The work done by Claude Steele and colleagues on "stereotype threat" is a good example of how attitudes can be expressed in subtle ways through behavior and words, and result in very significant changes of behavior and performance by other people (link).

Moral frameworks and assumptions about justice are also subjective, in the sense that they are features of the individual's cognitive-affective system.  These moral ideas and presuppositions too have social consequences.  Peasants who frame the landlord's behavior as fundamentally unjust are likely to behave differently from those who lack this set of ideas about justice.  And if it is widely understood that certain kinds of behavior are quick to press the "injustice" button, this may lead the powerful towards a more accommodating set of strategies with respect to the disadvantaged people in their orbit.

So it seems fairly clear and direct to say that human subjectivity is itself an important cause of a variety of forms of social patterns: forms of collective behavior, the shaping of social practices, and the adjustment and accommodation of the behavior of other actors in society.  This seems to have a fairly striking consequence, however: it seems to imply that the ways that we think about society and social relations actually has a substantial effect on the ways in which society plays out.  This is a fundamentally different situation from the natural sciences; it doesn't matter how we think about gravity, since the inverse square law applies irrespective of our beliefs.

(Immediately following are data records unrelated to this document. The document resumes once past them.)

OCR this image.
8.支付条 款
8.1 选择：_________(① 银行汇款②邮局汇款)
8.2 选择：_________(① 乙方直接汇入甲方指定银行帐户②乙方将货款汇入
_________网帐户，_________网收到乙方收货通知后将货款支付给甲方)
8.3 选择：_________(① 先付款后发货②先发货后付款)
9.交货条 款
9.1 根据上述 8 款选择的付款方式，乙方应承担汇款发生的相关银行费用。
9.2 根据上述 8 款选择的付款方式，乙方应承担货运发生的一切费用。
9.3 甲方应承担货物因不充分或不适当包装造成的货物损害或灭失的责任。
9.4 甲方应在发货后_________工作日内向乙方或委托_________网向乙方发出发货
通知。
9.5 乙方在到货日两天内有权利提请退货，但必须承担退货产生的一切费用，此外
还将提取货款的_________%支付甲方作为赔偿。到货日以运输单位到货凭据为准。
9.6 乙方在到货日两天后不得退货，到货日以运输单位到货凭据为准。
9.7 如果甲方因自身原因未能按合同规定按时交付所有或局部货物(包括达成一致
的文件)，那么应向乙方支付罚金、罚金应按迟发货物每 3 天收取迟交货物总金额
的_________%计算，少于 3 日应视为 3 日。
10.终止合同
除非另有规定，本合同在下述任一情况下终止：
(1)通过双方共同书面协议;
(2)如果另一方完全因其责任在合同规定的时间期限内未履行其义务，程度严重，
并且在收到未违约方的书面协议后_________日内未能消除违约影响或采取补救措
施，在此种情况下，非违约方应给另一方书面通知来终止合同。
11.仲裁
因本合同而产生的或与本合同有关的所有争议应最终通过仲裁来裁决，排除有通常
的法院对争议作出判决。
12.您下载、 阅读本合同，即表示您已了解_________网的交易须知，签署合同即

(There is, of course, a direction of causation that proceeds in the opposite direction, from persistent social institutions to subjective states of mind. People gain their cognitive-affective tools and presuppositions through concrete, recurring social experiences. So the local society is an objective force in shaping the subjectivities of the individuals in society.)

2 comments:

BobC said...

You, of all people, should be doing a piece on Charles Murray's book. Talk about someone raising issues of social causation....

Or did I miss a piece by you?

Anonymous said...

But not all expectations, social judgments, or intuitions are subjective or internalized within 'the mind.' There is a wide body of evidence that suggests that everything from moral decisions to facial expressions are innate in our biology. We should be careful not to separate the mind from the body (or humans from animals, for that matter). Once you start ignoring the role of biology, you start to ignore reality and indulge in fantasy.